The closest thing to a monument to these women might be the Women’s Faculty Club. The first-of-its-kind institution was initially organized in 1919, partly out of necessity: the original Faculty Club served men only, and women faculty literally needed somewhere to have lunch. But it’s likely that Stebbins, Peixotto, and the handful of rising faculty stars they recruited to start the place—like Barbara Armstrong, a law professor who later helped draft the Social Security Act of 1935—were also influenced by the events of the previous year.

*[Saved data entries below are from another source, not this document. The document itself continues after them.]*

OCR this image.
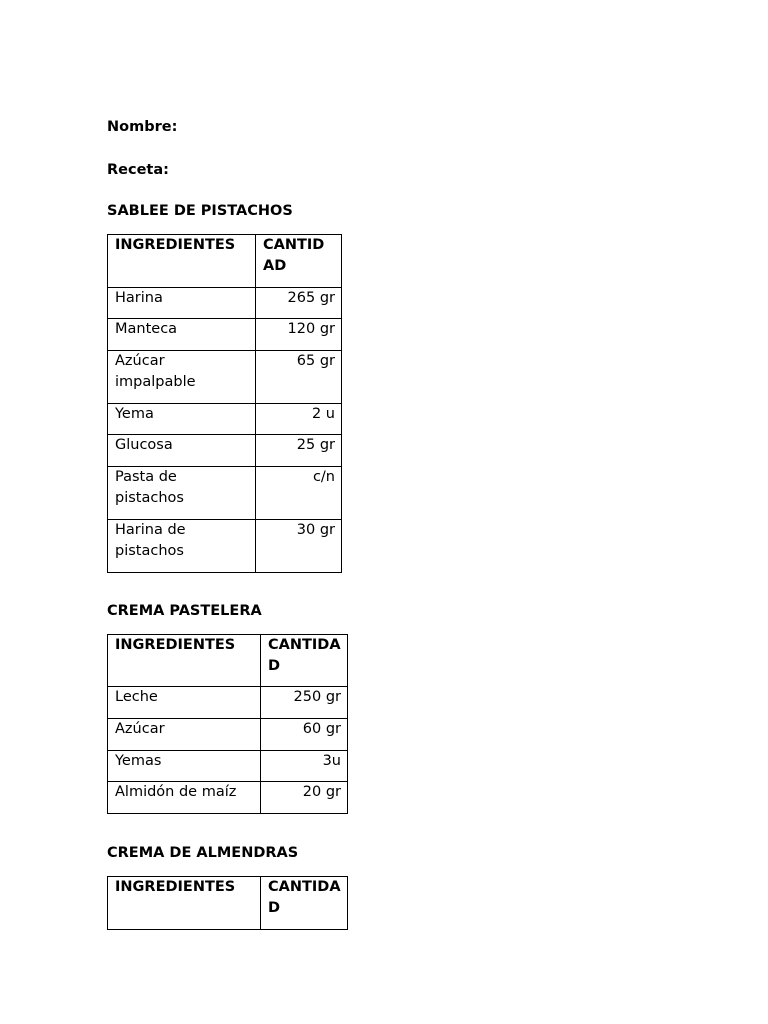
Nombre:
Receta:
SABLEE DE PISTACHOS
INGREDIENTES	CANTIDAD
Harina	265 gr
Manteca	120 gr
Azúcar impalpable	65 gr
Yema	2 u
Glucosa	25 gr
Pasta de pistachos	c/n
Harina de pistachos	30 gr
CREMA PASTELERA
INGREDIENTES	CANTIDAD
Leche	250 gr
Azúcar	60 gr
Yemas	3u
Almidón de maíz	20 gr
CREMA DE ALMENDRAS
INGREDIENTES	CANTIDAD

“All of a sudden you realize how much you need human companionship,” says Mary Remy, the longtime manager of the club, where a lounge and a live music series (not to mention a scholarship) bear Stebbins’ name. In the words of an early Women’s Faculty Club member, says Remy, Stebbins was “a wonderful example of iron fist and velvet glove—very sweet on the surface, but determined to get what she wanted, and when she was told the men’s faculty club had no place for women, that was it.”
There were social clubs for women, notes Nerad, “but the women who built [the Women’s Faculty Club] had something totally different in mind.” It was a physical space where academic women could bring guests, hold meetings—and organize activities that were meaningful to their careers, that served to advance their professional lives. Importantly, it did not have volunteer service as its primary function.
Lunch with a colleague might not seem revolutionary. But as the letter-writer who chastised women for not knitting during meetings so aptly put it: “A great deal can be accomplished in odd moments.”
Emma Silvers is a Bay Area freelance writer and editor.
From the Fall 2020 issue of California.